KABARBURSA.COM - Ketua Wellness Healthcare Entrepreneur Association (WHEA), Agnes Lourda Hutagalung menyebut, pemerintah Prabowo Subianto dan Gibran Rakabuming Raka perlu menentukan langkah dan tindakan nyata yang efektif-efisien untuk mengoptimalkan potensi health tourism, khususnya pada industri wellness.
Kendati begitu, Agnes menyebut bahwa saat ini pemerintah telah melengkapi sejumlah fasilitas yang dibutuhkan untuk mendorong industri wellness tourism alias low hanging fruit yang ada, easily wellness tourism yang bisa menghasilkan lebih dari Rp80 triliun nilai ekonomi.
“Kalau melihat jumlah fasilitas yang sudah ada, alias low hanging fruit yang ada, easily wellness tourism bisa menghasilkan lebih dari Rp80 triliun nilai ekonomi. Ada pasar domestik dan internasional yang tersedia. Captive ya,” kata Agnes saat dihubungi KabarBursa.com, Kamis, 24 Oktober 2024.
Mengutip laporan dari The Global Wellness Economy: Indonesia yang dirilis pada tahun 2023, mengungkap pasar wellness dalam negeri tumbuh pesat dalam beberapa tahun terakhir, dengan nilai mencapai Rp400 triliun pada tahun 2022.

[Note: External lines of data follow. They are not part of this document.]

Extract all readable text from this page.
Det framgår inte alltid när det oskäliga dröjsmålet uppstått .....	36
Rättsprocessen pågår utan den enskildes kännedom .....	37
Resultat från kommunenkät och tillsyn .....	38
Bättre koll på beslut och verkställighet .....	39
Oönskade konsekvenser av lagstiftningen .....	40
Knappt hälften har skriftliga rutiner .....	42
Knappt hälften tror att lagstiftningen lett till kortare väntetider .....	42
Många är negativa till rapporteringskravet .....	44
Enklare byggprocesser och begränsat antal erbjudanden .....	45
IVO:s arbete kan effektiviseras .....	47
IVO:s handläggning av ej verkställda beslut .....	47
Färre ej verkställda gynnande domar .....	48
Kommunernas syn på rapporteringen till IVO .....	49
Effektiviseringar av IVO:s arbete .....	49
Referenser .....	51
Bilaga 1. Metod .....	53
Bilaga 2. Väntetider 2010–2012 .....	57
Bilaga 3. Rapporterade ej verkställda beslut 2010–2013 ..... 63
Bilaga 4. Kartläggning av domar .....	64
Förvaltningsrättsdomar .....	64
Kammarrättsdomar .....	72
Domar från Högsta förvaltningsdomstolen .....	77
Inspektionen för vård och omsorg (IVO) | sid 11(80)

Sementara menurut Kementerian Pariwisata dan Ekonomi Kreatif (Kemenparekraf), wellness tourism merupakan bagian dari ekosistem wellness economy, dengan personal care dan beauty sebagai kontributor terbesar. Secara global menghasilkan USD435,7 miliar Amerika Serikat (AS) pada 2020 dan diproyeksikan mencapai USD1.127 miliar pada 2025 dengan CAGR 20,9 persen.
Kendati begitu, Agnes tak menampik ada pekerjaan rumah yang perlu diselesaikan di pemerintahan Prabowo. Dalam hal ini, dia menilai Kementerian Kesehatan (Kemenkes) perlu membangun satu Direktur Jenderal yang khusus pada sektor tersebut.
“Kemenkes agar difokuskan ke tujuan ini. Ada satu Dirjen yang ditunjuk untuk urusan ini. Ada beberapa regulasi yang dari dulu dimintakan PAR (Participatory Action Research) untuk beresin, tapi nggak direspons. Promosi yang serius,” ungkapnya
Agnes juga mencatat langkah yang perlu dilakukan pemerintah dalam mengoptimalkan industri wellness dalam negeri. Pertama, dia menilai pemerintah perlu menjadikan wellness tourism sebagai program prioritas kesehatan preventif-promotif-rehabilitatif.
“Jadikan wellness tourism sebagai program prioritas kesehatan preventif-promotif-rehabilitatif yang tidak hanya menekan biaya BPJS, tapi juga potensi pendapatan negara dari dalam dan luar negeri,” jelasnya.
Kedua, Agnes meminta Menteri Pariwisata (Menpar) baru segera menandatangani draft regulasi ihwal wellness tourism yang di tahun sebelumnya tidak pernah disentuh. Ketiga, dia juga menilai pemerintah perlu serius menyelesaikan pendidikan dan sertifikasi profesi serta sertifikat usaha bidang tersebut.
“Keempat, fasilitasi image centre wellness Indonesia di dalam dan luar negeri dengan kemudahan-kemudahan yang menggairahkan para stakeholder terkait. Kelima, kolaborasi dengan stakeholder yang tepat,” tutupnya.
Wisata Kesehatan RI Tertinggal dari Malaysia
Ketua Ikatan Cendekiawan Pariwisata Indonesia, Azril Azahari menyebut, Malaysia menjadi negara dengan perjalanan wisata kesehatan paling tinggi di kawasan Asia-Pasifik yang disusul oleh Thailand. Sementara Indonesia, tutur dia, masih jauh dari pemanfaatan potensi wisata kesehatan.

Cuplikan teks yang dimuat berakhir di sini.